Ms Murray also runs Molly’s Mini Movers, fitness for kids classes, which run out of Carrigaline Court Hotel and Leisure Centre, the community centre in Kinsale and Ups A Daisy Montessori.

Italian Army soldiers check transit to and from the cordoned areas in Turano Lodigiano, Italy, Wednesday, Feb. 26, 2020. The viral outbreak that began in China and has infected more than 80,000 people globally, so far caused 374 cases and 12 deaths in Italy. (AP Photo/Antonio Calanni)
Italian Army soldiers check transit to and from the cordoned areas in Turano Lodigiano, Italy, Wednesday, Feb. 26, 2020. The viral outbreak that began in China and has infected more than 80,000 people globally, so far caused 374 cases and 12 deaths in Italy. (AP Photo/Antonio Calanni)

“I’ve been given enough notice to keep going with the Movers but I don’t think a lot of people were as lucky with work because they had it booked off and that was their plan for the two weeks."

Director of Kinsale College, Liz Moynihan, commented on the decision to cancel the trip, which was made when the host company in Italy went into “complete shutdown”.

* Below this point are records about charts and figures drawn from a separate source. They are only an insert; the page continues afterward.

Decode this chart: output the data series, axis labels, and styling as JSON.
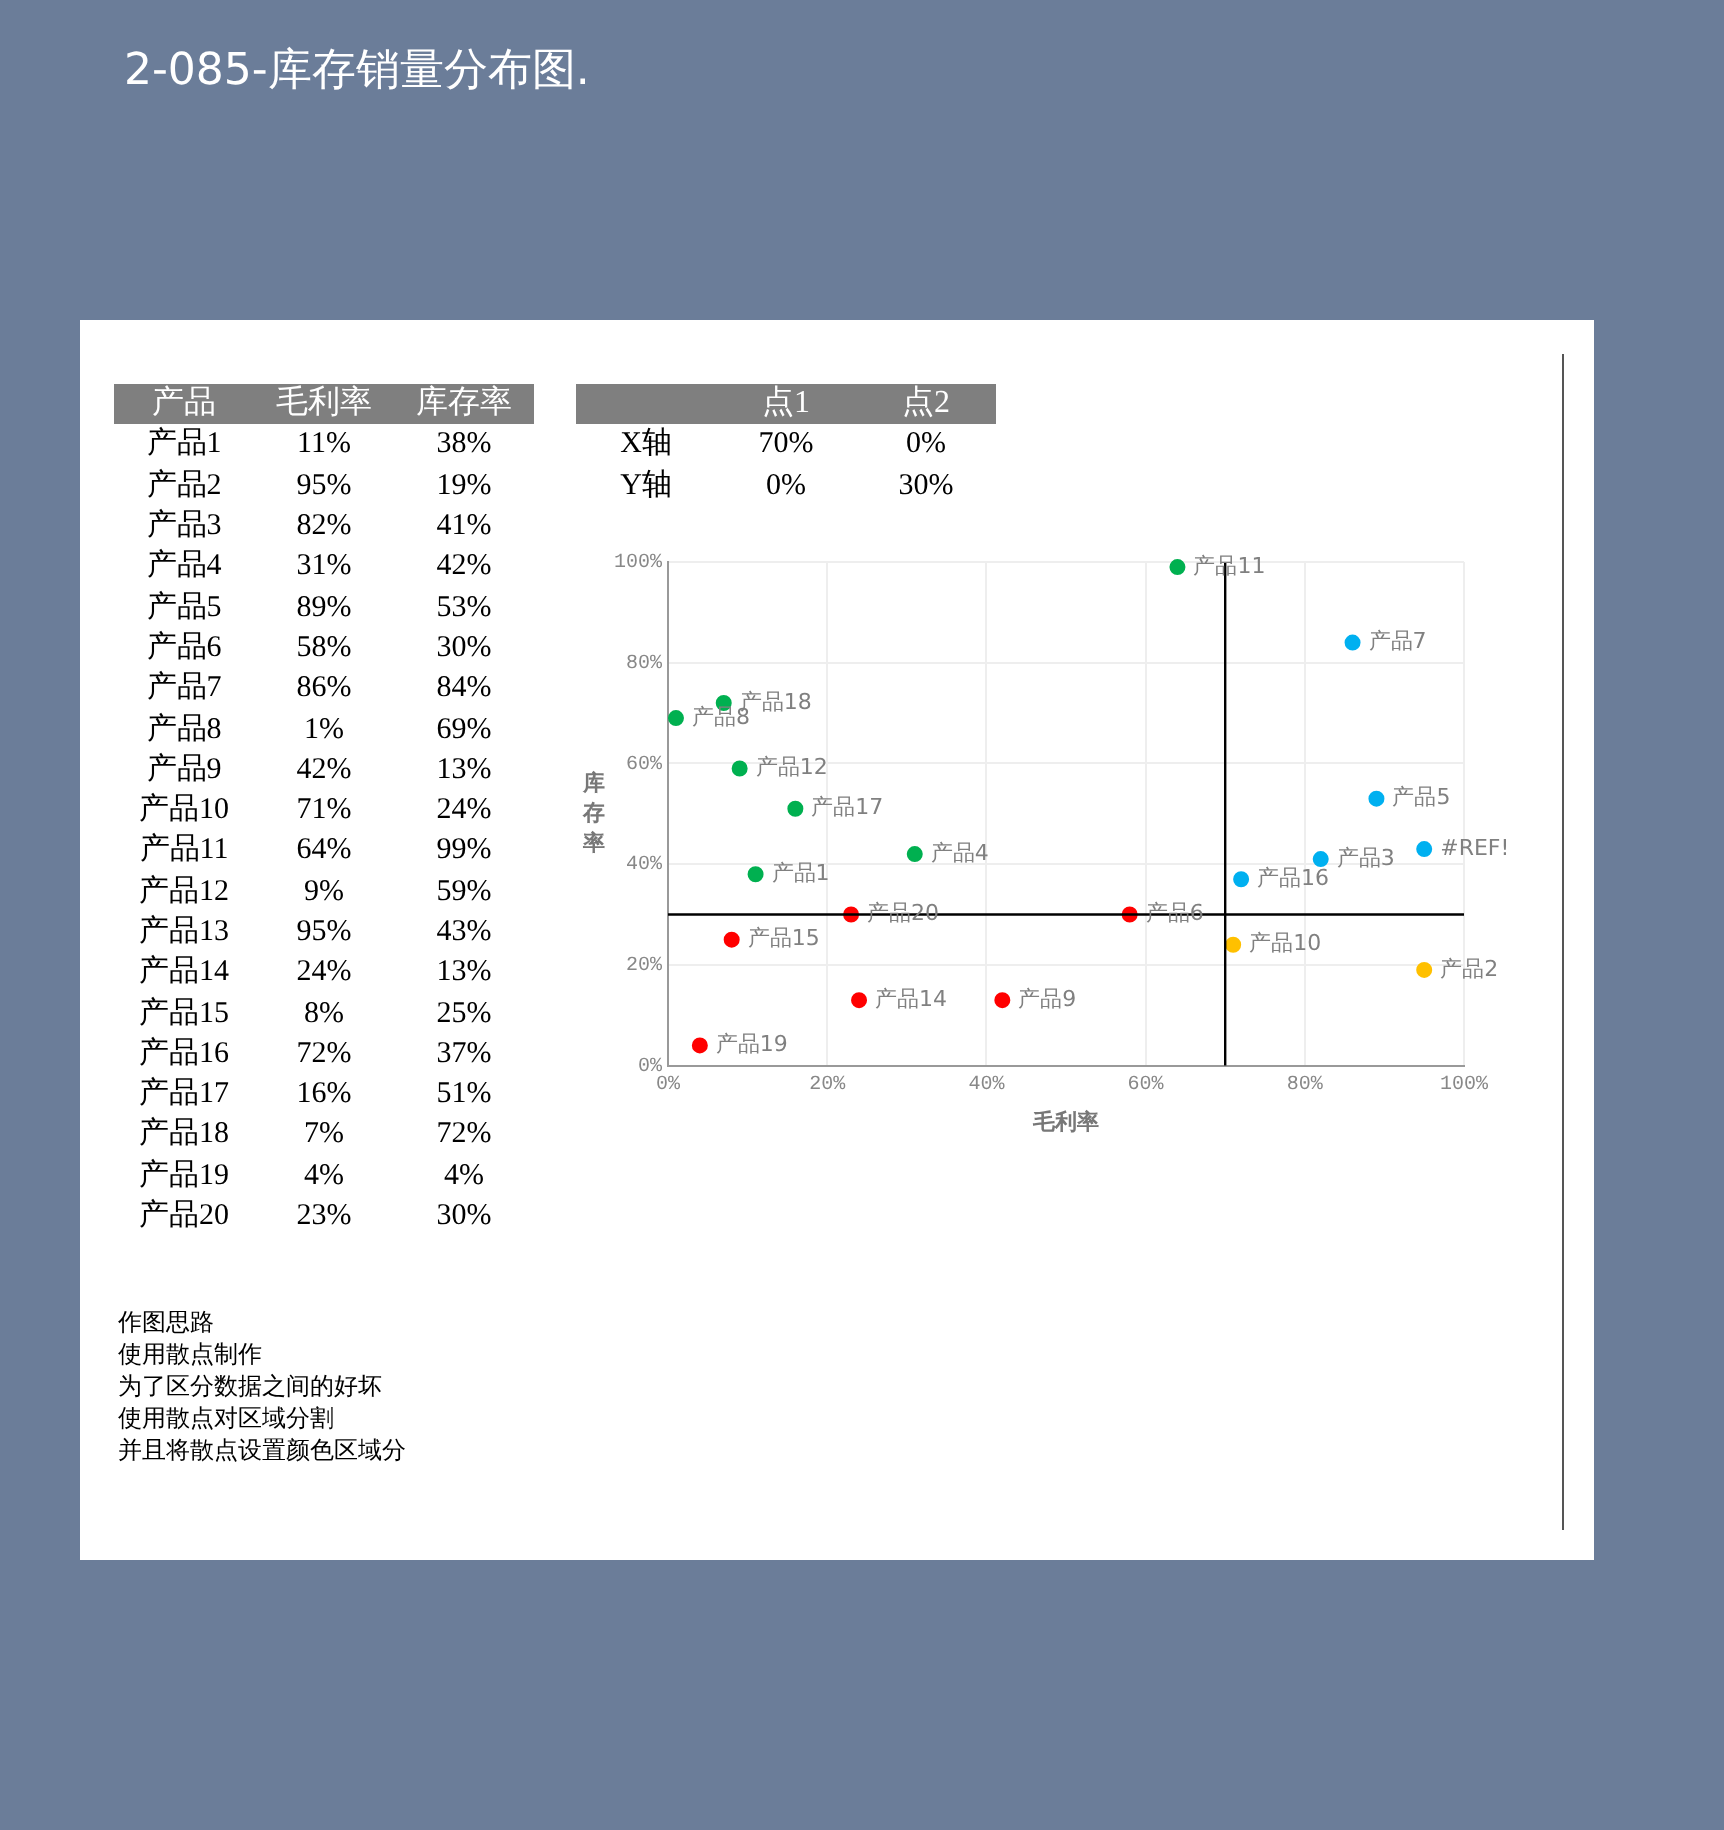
{
  "chart_data": {
    "type": "scatter",
    "title": "2-085-库存销量分布图.",
    "xlabel": "毛利率",
    "ylabel": "库存率",
    "xlim": [
      0,
      100
    ],
    "ylim": [
      0,
      100
    ],
    "xticks": [
      {
        "value": 0,
        "label": "0%"
      },
      {
        "value": 20,
        "label": "20%"
      },
      {
        "value": 40,
        "label": "40%"
      },
      {
        "value": 60,
        "label": "60%"
      },
      {
        "value": 80,
        "label": "80%"
      },
      {
        "value": 100,
        "label": "100%"
      }
    ],
    "yticks": [
      {
        "value": 0,
        "label": "0%"
      },
      {
        "value": 20,
        "label": "20%"
      },
      {
        "value": 40,
        "label": "40%"
      },
      {
        "value": 60,
        "label": "60%"
      },
      {
        "value": 80,
        "label": "80%"
      },
      {
        "value": 100,
        "label": "100%"
      }
    ],
    "grid": true,
    "legend": false,
    "marker": "circle",
    "ref_lines": [
      {
        "axis": "x",
        "value": 70,
        "color": "#000000"
      },
      {
        "axis": "y",
        "value": 30,
        "color": "#000000"
      }
    ],
    "series": [
      {
        "name": "产品1",
        "color": "#00b050",
        "x": [
          11
        ],
        "values": [
          38
        ]
      },
      {
        "name": "产品2",
        "color": "#ffc000",
        "x": [
          95
        ],
        "values": [
          19
        ]
      },
      {
        "name": "产品3",
        "color": "#00b0f0",
        "x": [
          82
        ],
        "values": [
          41
        ]
      },
      {
        "name": "产品4",
        "color": "#00b050",
        "x": [
          31
        ],
        "values": [
          42
        ]
      },
      {
        "name": "产品5",
        "color": "#00b0f0",
        "x": [
          89
        ],
        "values": [
          53
        ]
      },
      {
        "name": "产品6",
        "color": "#ff0000",
        "x": [
          58
        ],
        "values": [
          30
        ]
      },
      {
        "name": "产品7",
        "color": "#00b0f0",
        "x": [
          86
        ],
        "values": [
          84
        ]
      },
      {
        "name": "产品8",
        "color": "#00b050",
        "x": [
          1
        ],
        "values": [
          69
        ]
      },
      {
        "name": "产品9",
        "color": "#ff0000",
        "x": [
          42
        ],
        "values": [
          13
        ]
      },
      {
        "name": "产品10",
        "color": "#ffc000",
        "x": [
          71
        ],
        "values": [
          24
        ]
      },
      {
        "name": "产品11",
        "color": "#00b050",
        "x": [
          64
        ],
        "values": [
          99
        ]
      },
      {
        "name": "产品12",
        "color": "#00b050",
        "x": [
          9
        ],
        "values": [
          59
        ]
      },
      {
        "name": "#REF!",
        "color": "#00b0f0",
        "x": [
          95
        ],
        "values": [
          43
        ]
      },
      {
        "name": "产品14",
        "color": "#ff0000",
        "x": [
          24
        ],
        "values": [
          13
        ]
      },
      {
        "name": "产品15",
        "color": "#ff0000",
        "x": [
          8
        ],
        "values": [
          25
        ]
      },
      {
        "name": "产品16",
        "color": "#00b0f0",
        "x": [
          72
        ],
        "values": [
          37
        ]
      },
      {
        "name": "产品17",
        "color": "#00b050",
        "x": [
          16
        ],
        "values": [
          51
        ]
      },
      {
        "name": "产品18",
        "color": "#00b050",
        "x": [
          7
        ],
        "values": [
          72
        ]
      },
      {
        "name": "产品19",
        "color": "#ff0000",
        "x": [
          4
        ],
        "values": [
          4
        ]
      },
      {
        "name": "产品20",
        "color": "#ff0000",
        "x": [
          23
        ],
        "values": [
          30
        ]
      }
    ],
    "annotations": [
      "产品\t毛利率\t库存率",
      "产品1\t11%\t38%",
      "产品2\t95%\t19%",
      "产品3\t82%\t41%",
      "产品4\t31%\t42%",
      "产品5\t89%\t53%",
      "产品6\t58%\t30%",
      "产品7\t86%\t84%",
      "产品8\t1%\t69%",
      "产品9\t42%\t13%",
      "产品10\t71%\t24%",
      "产品11\t64%\t99%",
      "产品12\t9%\t59%",
      "产品13\t95%\t43%",
      "产品14\t24%\t13%",
      "产品15\t8%\t25%",
      "产品16\t72%\t37%",
      "产品17\t16%\t51%",
      "产品18\t7%\t72%",
      "产品19\t4%\t4%",
      "产品20\t23%\t30%",
      "\t点1\t点2",
      "X轴\t70%\t0%",
      "Y轴\t0%\t30%",
      "作图思路",
      "使用散点制作",
      "为了区分数据之间的好坏",
      "使用散点对区域分割",
      "并且将散点设置颜色区域分"
    ]
  }
}
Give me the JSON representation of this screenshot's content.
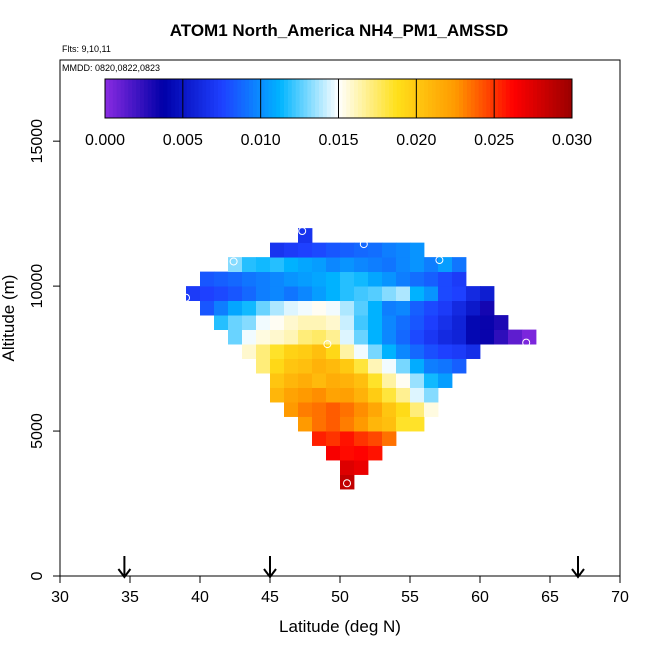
{
  "chart_data": {
    "type": "heatmap",
    "title": "ATOM1 North_America NH4_PM1_AMSSD",
    "subtitle_flights": "Flts: 9,10,11",
    "subtitle_dates": "MMDD: 0820,0822,0823",
    "xlabel": "Latitude (deg N)",
    "ylabel": "Altitude (m)",
    "xlim": [
      30,
      70
    ],
    "ylim": [
      0,
      17800
    ],
    "xticks": [
      "30",
      "35",
      "40",
      "45",
      "50",
      "55",
      "60",
      "65",
      "70"
    ],
    "yticks": [
      "0",
      "5000",
      "10000",
      "15000"
    ],
    "colorbar": {
      "min": 0.0,
      "max": 0.03,
      "ticks": [
        "0.000",
        "0.005",
        "0.010",
        "0.015",
        "0.020",
        "0.025",
        "0.030"
      ],
      "stops": [
        "#8a2be2",
        "#0000a8",
        "#1e40ff",
        "#00b4ff",
        "#ffffff",
        "#ffe01a",
        "#ff9a00",
        "#ff0000",
        "#9a0000"
      ]
    },
    "cell_size": {
      "lat": 1,
      "alt": 500
    },
    "rows": [
      {
        "alt": 3250,
        "lat0": 50,
        "values": [
          0.0285
        ]
      },
      {
        "alt": 3750,
        "lat0": 50,
        "values": [
          0.0275,
          0.027
        ]
      },
      {
        "alt": 4250,
        "lat0": 49,
        "values": [
          0.0265,
          0.026,
          0.0262,
          0.0258
        ]
      },
      {
        "alt": 4750,
        "lat0": 48,
        "values": [
          0.0255,
          0.025,
          0.0258,
          0.025,
          0.0245,
          0.0235
        ]
      },
      {
        "alt": 5250,
        "lat0": 47,
        "values": [
          0.0225,
          0.0235,
          0.024,
          0.0232,
          0.0225,
          0.021,
          0.0205,
          0.0185,
          0.0185
        ]
      },
      {
        "alt": 5750,
        "lat0": 46,
        "values": [
          0.0225,
          0.0232,
          0.0235,
          0.024,
          0.0235,
          0.0228,
          0.0218,
          0.0202,
          0.019,
          0.0172,
          0.0155
        ]
      },
      {
        "alt": 6250,
        "lat0": 45,
        "values": [
          0.021,
          0.022,
          0.0225,
          0.0228,
          0.022,
          0.0222,
          0.0212,
          0.0198,
          0.0182,
          0.0168,
          0.0145,
          0.0132
        ]
      },
      {
        "alt": 6750,
        "lat0": 45,
        "values": [
          0.0202,
          0.021,
          0.0215,
          0.0208,
          0.0215,
          0.0212,
          0.0205,
          0.0185,
          0.0165,
          0.0152,
          0.0135,
          0.0115,
          0.0105
        ]
      },
      {
        "alt": 7250,
        "lat0": 44,
        "values": [
          0.0172,
          0.0192,
          0.0202,
          0.0205,
          0.0212,
          0.0208,
          0.02,
          0.0182,
          0.0162,
          0.0148,
          0.013,
          0.011,
          0.0095,
          0.0092,
          0.0085
        ]
      },
      {
        "alt": 7750,
        "lat0": 43,
        "values": [
          0.0158,
          0.0172,
          0.0185,
          0.0195,
          0.0198,
          0.0205,
          0.0192,
          0.0165,
          0.0148,
          0.013,
          0.0112,
          0.0098,
          0.0088,
          0.008,
          0.0075,
          0.0072,
          0.0065
        ]
      },
      {
        "alt": 8250,
        "lat0": 42,
        "values": [
          0.0128,
          0.0148,
          0.0155,
          0.0158,
          0.0162,
          0.0172,
          0.0175,
          0.0168,
          0.0145,
          0.0128,
          0.0112,
          0.0098,
          0.0088,
          0.0078,
          0.007,
          0.0062,
          0.0058,
          0.0042,
          0.0035,
          0.0025,
          0.0012,
          0.0004
        ]
      },
      {
        "alt": 8750,
        "lat0": 41,
        "values": [
          0.0118,
          0.0128,
          0.0132,
          0.0148,
          0.0152,
          0.0158,
          0.0162,
          0.0162,
          0.0158,
          0.0142,
          0.0122,
          0.0112,
          0.0098,
          0.009,
          0.0082,
          0.0074,
          0.0066,
          0.0058,
          0.0042,
          0.0035,
          0.003
        ]
      },
      {
        "alt": 9250,
        "lat0": 40,
        "values": [
          0.0082,
          0.0095,
          0.0108,
          0.0115,
          0.0128,
          0.0138,
          0.0145,
          0.0148,
          0.0152,
          0.0148,
          0.0138,
          0.0125,
          0.0112,
          0.0095,
          0.0098,
          0.0085,
          0.0078,
          0.0072,
          0.0062,
          0.0052,
          0.0032
        ]
      },
      {
        "alt": 9750,
        "lat0": 39,
        "values": [
          0.0072,
          0.0075,
          0.0078,
          0.0082,
          0.0088,
          0.0095,
          0.0098,
          0.0092,
          0.0098,
          0.0105,
          0.0112,
          0.0118,
          0.0122,
          0.0125,
          0.0132,
          0.0138,
          0.0112,
          0.0102,
          0.0078,
          0.0075,
          0.0062,
          0.0055
        ]
      },
      {
        "alt": 10250,
        "lat0": 40,
        "values": [
          0.0082,
          0.0085,
          0.0088,
          0.0092,
          0.0095,
          0.0098,
          0.0102,
          0.0105,
          0.0108,
          0.0112,
          0.0118,
          0.0115,
          0.0108,
          0.0102,
          0.0095,
          0.009,
          0.0085,
          0.0078,
          0.0072
        ]
      },
      {
        "alt": 10750,
        "lat0": 42,
        "values": [
          0.0132,
          0.0118,
          0.0115,
          0.0118,
          0.0112,
          0.0108,
          0.0105,
          0.0098,
          0.0102,
          0.0098,
          0.0095,
          0.0092,
          0.0098,
          0.0102,
          0.0095,
          0.0105,
          0.0092
        ]
      },
      {
        "alt": 11250,
        "lat0": 45,
        "values": [
          0.0068,
          0.0072,
          0.0075,
          0.0078,
          0.0082,
          0.0085,
          0.0088,
          0.009,
          0.0095,
          0.0098,
          0.0102
        ]
      },
      {
        "alt": 11750,
        "lat0": 47,
        "values": [
          0.0068
        ]
      }
    ],
    "sample_markers": [
      {
        "lat": 50.5,
        "alt": 3200
      },
      {
        "lat": 49.1,
        "alt": 8000
      },
      {
        "lat": 63.3,
        "alt": 8050
      },
      {
        "lat": 39.0,
        "alt": 9600
      },
      {
        "lat": 42.4,
        "alt": 10850
      },
      {
        "lat": 47.3,
        "alt": 11900
      },
      {
        "lat": 51.7,
        "alt": 11450
      },
      {
        "lat": 57.1,
        "alt": 10900
      }
    ],
    "arrow_markers": [
      34.6,
      45.0,
      67.0
    ]
  }
}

“We cancelled the trip on Monday because the company that was hosting out there is in complete shutdown.

“They pulled the plug on it which, I suppose, made it easier for us to make the decision early on Monday morning when this was all unfolding.

She said that there are no plans to reschedule the trip because the situation in Italy is “changing by the hour.''

“We’re following the HSE and Department of Education’s guidelines at the moment. We just got an email from Cork ETB today advising us that all trips to the affected regions wouldn’t be going ahead.

“The trip is cancelled and classes will now continue as normal so it’s normal working days for us here.

“Obviously the students were disappointed but obviously they understood the reasons as well,” she said.

As of Wednesday mid-morning, there were 357 confirmed cases of coronavirus and 12 deaths recorded in Italy.

About 81,000 people around the globe have now been infected with Covid-19, and that number continues to increase as it spreads.